The study highlights that doctors “need to take symptoms in a woman more seriously and we should not discriminate on the basis of gender.” echoed theheart.org | Cardiology Medscape.
It would have been interesting, he added, to know if the amount of additional testing and work was justified based on TIMI or GRACE risk scores, which are often used to decide what additional testing should be done or how to stratify if the patient you need to be admitted to the hospital.
“While there may be some unconscious bias, maybe what [clinicians in the emergency department] what they were doing was really consistent with the overall risk of the people in that population, ”he speculated.
“The real question,” Yang said, “is, is the delay in attention or the reduction in the amount of testing impacting the outcome?” If not, maybe the attention was adequate. However, this study did not have this information.

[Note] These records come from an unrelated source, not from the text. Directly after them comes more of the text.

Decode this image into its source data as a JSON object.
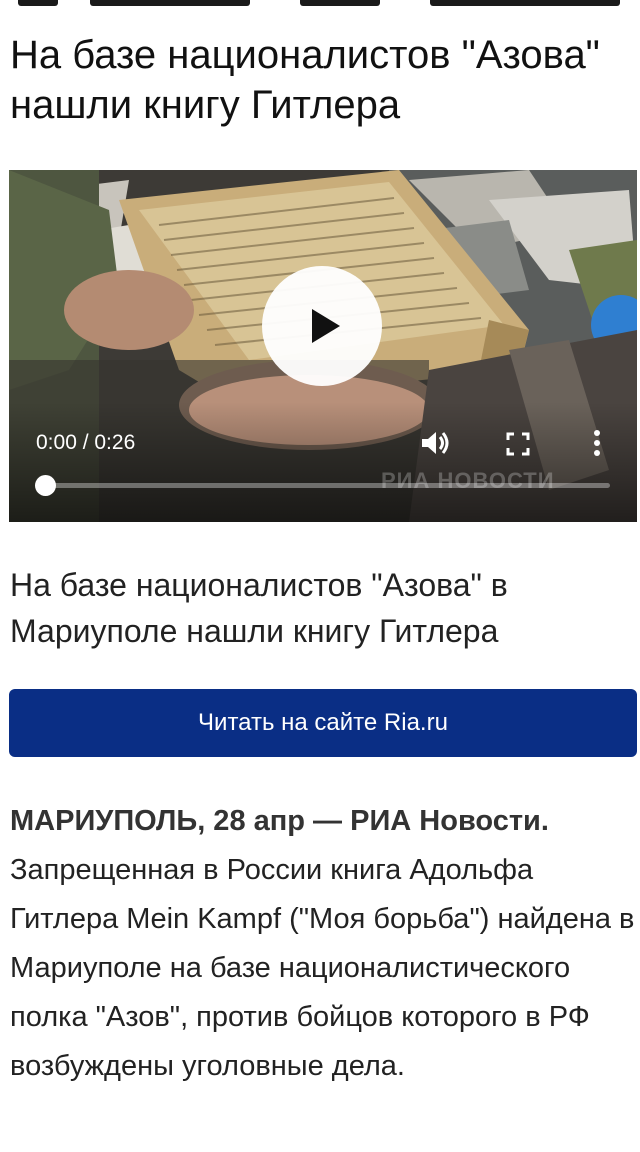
{
  "article": {
    "title": "На базе националистов \"Азова\" нашли книгу Гитлера",
    "caption": "На базе националистов \"Азова\" в Мариуполе нашли книгу Гитлера",
    "cta_label": "Читать на сайте Ria.ru",
    "dateline": "МАРИУПОЛЬ, 28 апр — РИА Новости.",
    "body": "Запрещенная в России книга Адольфа Гитлера Mein Kampf (\"Моя борьба\") найдена в Мариуполе на базе националистического полка \"Азов\", против бойцов которого в РФ возбуждены уголовные дела."
  },
  "video": {
    "time_display": "0:00 / 0:26",
    "progress": 0,
    "watermark": "РИА НОВОСТИ",
    "icons": [
      "play-icon",
      "volume-icon",
      "fullscreen-icon",
      "more-vert-icon"
    ]
  },
  "colors": {
    "cta_background": "#0a2e85",
    "background": "#ffffff"
  }
}
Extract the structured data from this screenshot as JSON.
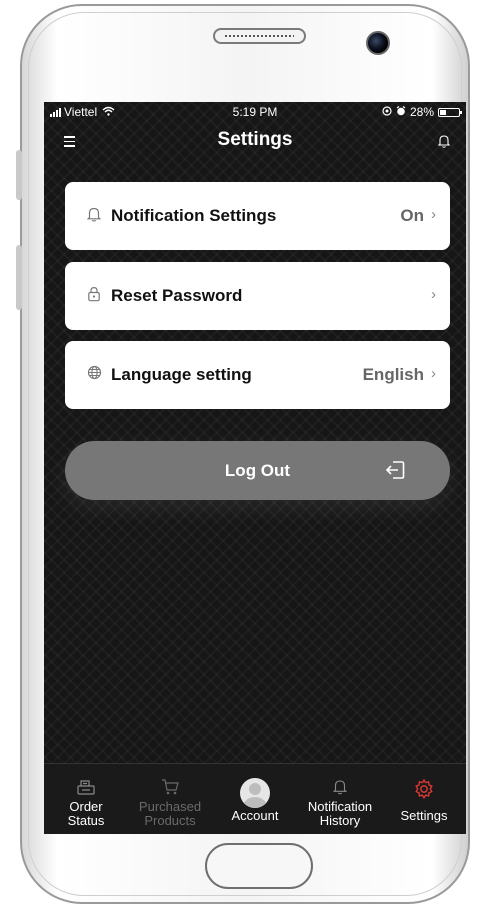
{
  "status_bar": {
    "carrier": "Viettel",
    "time": "5:19 PM",
    "battery": "28%"
  },
  "header": {
    "title": "Settings"
  },
  "settings": [
    {
      "label": "Notification Settings",
      "value": "On",
      "icon": "bell-icon"
    },
    {
      "label": "Reset Password",
      "value": "",
      "icon": "lock-icon"
    },
    {
      "label": "Language setting",
      "value": "English",
      "icon": "globe-icon"
    }
  ],
  "logout": {
    "label": "Log Out",
    "icon": "logout-icon"
  },
  "tabbar": [
    {
      "label": "Order\nStatus",
      "icon": "order-status-icon",
      "state": "normal"
    },
    {
      "label": "Purchased\nProducts",
      "icon": "cart-icon",
      "state": "dim"
    },
    {
      "label": "Account",
      "icon": "avatar",
      "state": "normal"
    },
    {
      "label": "Notification\nHistory",
      "icon": "bell-icon",
      "state": "normal"
    },
    {
      "label": "Settings",
      "icon": "gear-icon",
      "state": "active"
    }
  ],
  "colors": {
    "screen_bg": "#161616",
    "card_bg": "#ffffff",
    "logout_bg": "#777777",
    "active_tab": "#e53935"
  }
}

“Even among hospitalized patients, the likelihood that most of them would have a heart attack is very low,” Yang also noted.
From sorting to entry (possible)
MI is the leading cause of death in women and is rising among young adults, Banco said. A previous study reported that in 2013, approximately one-third of hospitalized patients with acute MI were between the ages of 35 and 54, it noted.
Other studies reported that, compared to men, women with MI were less likely to recognize their chest pain as heart disease, and compared to young men, young women had more delays in care, worse physical and mental health afterwards, a lower probability of returning to work in the next twelve months and a higher mortality.
To investigate possible sexual differences in the assessment and management of young patients with chest pain, from triage to the emergency department to admission (potential), Banco and colleagues analyzed data from the Outpatient medical care survey of the National Hospital of Centers for Disease Control and Prevention, which provides a nationally representative sample.
They identified 4,152 records of emergency department visits by people aged 18 to 55 with chest pain in 2014 to 2018.
Patients had a mean age of 38 years and just over half (57%) were women.
A similar percentage of men and women arrived by ambulance (17%).
Women were less likely than men to be chosen as emergent (potentially life-threatening) or urgent (requiring emergency intervention; 57% vs. 63%) and women also expected more time to see a provider. (45 vs. 37 minutes; Pg <.001 for both).
A similar percentage of women and men performed cardiac enzyme testing (approximately 21%).
However, women were less likely than men to receive an ECG (74.0% vs 79.0%), to undergo heart control (25.0% vs 30.0%), to be consulted by a consultant (8.5% vs. 12.0%) or to be admitted to hospital. or to an observation unit (12.0% vs 18.0%; Pg <.05 for all).
Scientific session of the American College of Cardiology (ACC) 2021.